You’ve also been working with Adi Salant, formerly of Batsheva Dance Company, through a cultural exchange program, is that right?
Yeah. It’s been a commission from the Italian Institute of Culture. They wanted to create an exchange between Italy and Israel, and [Salant and I] have been working with ten young people in Israel and ten in Italy. We’ve been choreographing this project and it just had its premiere last August in Rome, and will go again in Tel Aviv. It’s been very interesting because we’ve been working with not-professional dancers and they have such a different way to move. They are 15, 16, 17 years old. The oldest is, I think, 18 years old.

Has this visit been your first to Chicago?
Yes, and Chicago is an amazing city. I’ve been traveling a lot through the States but never been here before. Rome is such a chaotic city. It’s impossible. It seems to me that everything works here, which is good. [Laughs]

Rome has been especially chaotic lately, no?
Oh yeah, yeah. It’s maybe the worst moment ever. [Laughs] We’re very close to having the same situation as Greece. It’s a terrible moment.

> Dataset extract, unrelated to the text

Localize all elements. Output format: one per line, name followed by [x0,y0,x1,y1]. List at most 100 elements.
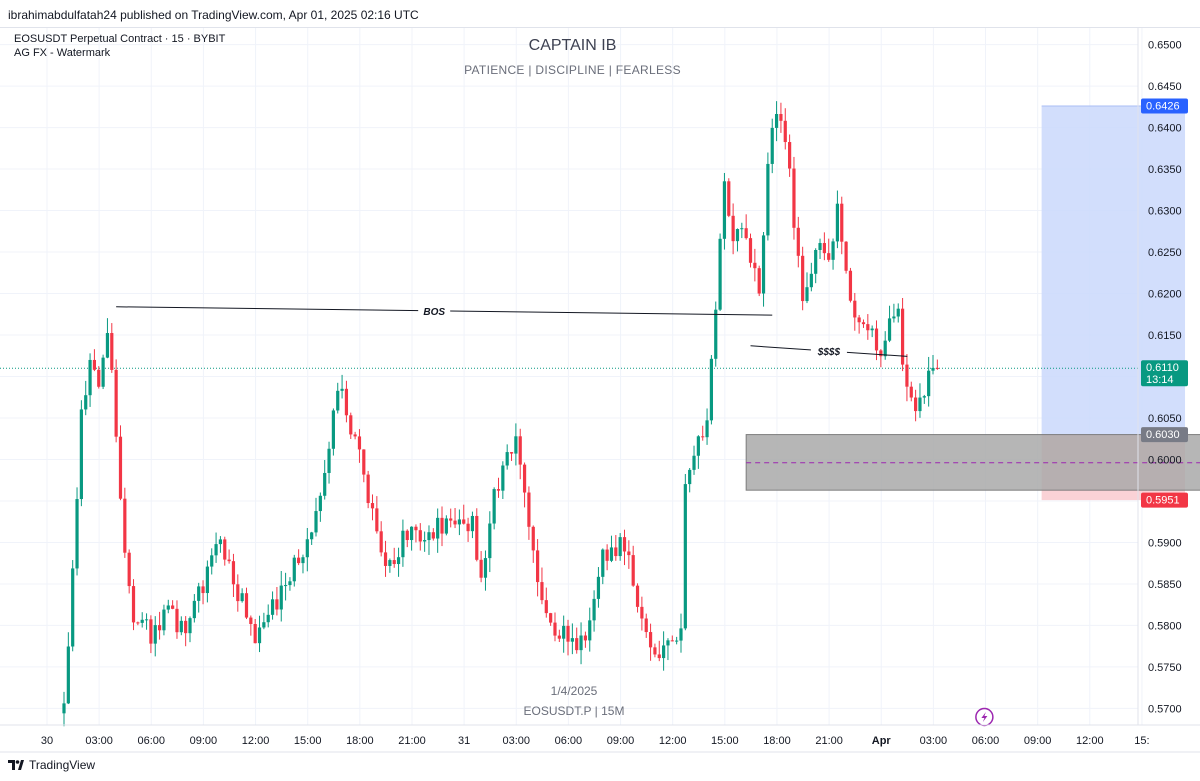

To what extent do current events, political events, like what you’re experiencing back home, inspire your choreography?
Inspiration comes from everywhere. I don’t really have any—people may see my work as “abstract dance,” but I don’t think any art can exist as an abstraction.


See River North Dance Chicago perform Mauro Astolfi’s Contact-Me and five other works February 10–12 at the Harris Theater (205 E Randolph St, 312-334-7777, harristheaterchicago.org). An earlier version of this article referenced lighting designer Marco Policastro, who is no longer involved in the premiere of Contact-Me.